Furthermore, if negative action results from a credit score (i.e. a denied application for credit), the lender must state to the borrower the specific reasons for the denial.
A statement that the person ”failed to score high enough” is insufficient; the reasons must be specific (i.e. ‘too many delinquencies of 60 days or greater’).
Identity Theft Recovery
There are several generally-accepted algorithms for estimating the primary factors generating a low credit score which may influence credit score facts from person to person.
Typically, one or more of these algorithms is used to list reasons for when a loan applicant is denied credit, in satisfaction of the Regulation B requirement that specific reasons be given to the applicant.
These reasons are often specified using a reason code that is more-or-less standardized across scoring models.

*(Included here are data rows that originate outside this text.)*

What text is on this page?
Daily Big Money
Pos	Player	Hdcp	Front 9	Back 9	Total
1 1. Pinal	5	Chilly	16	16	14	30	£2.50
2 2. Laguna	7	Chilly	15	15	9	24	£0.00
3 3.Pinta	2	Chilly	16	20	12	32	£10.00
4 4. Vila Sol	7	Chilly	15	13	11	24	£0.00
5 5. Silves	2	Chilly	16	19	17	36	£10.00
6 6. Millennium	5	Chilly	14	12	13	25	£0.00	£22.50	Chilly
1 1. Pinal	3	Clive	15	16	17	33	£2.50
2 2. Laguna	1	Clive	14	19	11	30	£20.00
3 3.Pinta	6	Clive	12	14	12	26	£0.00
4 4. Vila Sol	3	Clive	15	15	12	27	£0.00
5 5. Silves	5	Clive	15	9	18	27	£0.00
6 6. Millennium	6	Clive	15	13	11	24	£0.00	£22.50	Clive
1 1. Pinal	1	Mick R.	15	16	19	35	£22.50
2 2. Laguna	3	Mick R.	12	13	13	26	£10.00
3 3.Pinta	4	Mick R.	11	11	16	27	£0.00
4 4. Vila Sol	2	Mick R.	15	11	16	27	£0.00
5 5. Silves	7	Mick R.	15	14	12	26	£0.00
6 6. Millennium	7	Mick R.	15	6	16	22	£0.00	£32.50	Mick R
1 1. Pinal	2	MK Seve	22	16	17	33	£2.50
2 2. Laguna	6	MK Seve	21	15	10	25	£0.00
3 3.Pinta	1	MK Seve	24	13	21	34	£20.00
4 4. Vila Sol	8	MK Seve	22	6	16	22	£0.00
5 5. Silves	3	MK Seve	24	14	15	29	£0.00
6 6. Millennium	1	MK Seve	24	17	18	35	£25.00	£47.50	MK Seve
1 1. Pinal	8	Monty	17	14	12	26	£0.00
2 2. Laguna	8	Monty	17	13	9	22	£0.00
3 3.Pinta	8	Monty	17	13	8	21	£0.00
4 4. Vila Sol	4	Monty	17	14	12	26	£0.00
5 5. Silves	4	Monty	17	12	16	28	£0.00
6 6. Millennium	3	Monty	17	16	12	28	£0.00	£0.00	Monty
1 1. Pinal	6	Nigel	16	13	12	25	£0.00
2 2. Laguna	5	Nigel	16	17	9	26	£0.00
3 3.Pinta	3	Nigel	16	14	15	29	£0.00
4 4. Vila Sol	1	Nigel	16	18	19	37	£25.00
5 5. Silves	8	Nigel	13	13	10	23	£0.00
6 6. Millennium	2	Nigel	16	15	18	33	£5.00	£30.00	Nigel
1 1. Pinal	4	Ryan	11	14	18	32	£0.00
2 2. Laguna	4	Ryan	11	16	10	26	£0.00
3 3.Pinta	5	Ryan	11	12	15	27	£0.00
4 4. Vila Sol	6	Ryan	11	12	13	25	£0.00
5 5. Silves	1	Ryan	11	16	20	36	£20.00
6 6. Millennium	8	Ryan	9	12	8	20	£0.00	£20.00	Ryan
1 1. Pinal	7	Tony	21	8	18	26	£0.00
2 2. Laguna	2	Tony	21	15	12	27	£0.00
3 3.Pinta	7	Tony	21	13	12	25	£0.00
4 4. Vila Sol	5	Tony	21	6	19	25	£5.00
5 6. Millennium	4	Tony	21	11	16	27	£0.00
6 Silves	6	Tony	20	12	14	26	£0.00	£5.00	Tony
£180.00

Since the Fair Isaac provides the dominant scoring method; non-Fair-Isaac scores often mimic FICO scores (and are frequently derisively referred to as ”FAKO” scores).
Although not as widely used, these scores (e.g. TransUnion’s ”TransRisk”, Experian’s ”ScoreX”, and ”PLUS” scores), are less expensive to buy than is the FICO score.
The business cost savings of buying and using non-FICO scores is financially tempting to some banks and credit card companies to use, as they need accurate risk assessment of millions of accounts.
The Fair Isaac Corp. offers scoring models for the U.S., Canada, and South Africa, and offers a Global FICO score for other countries.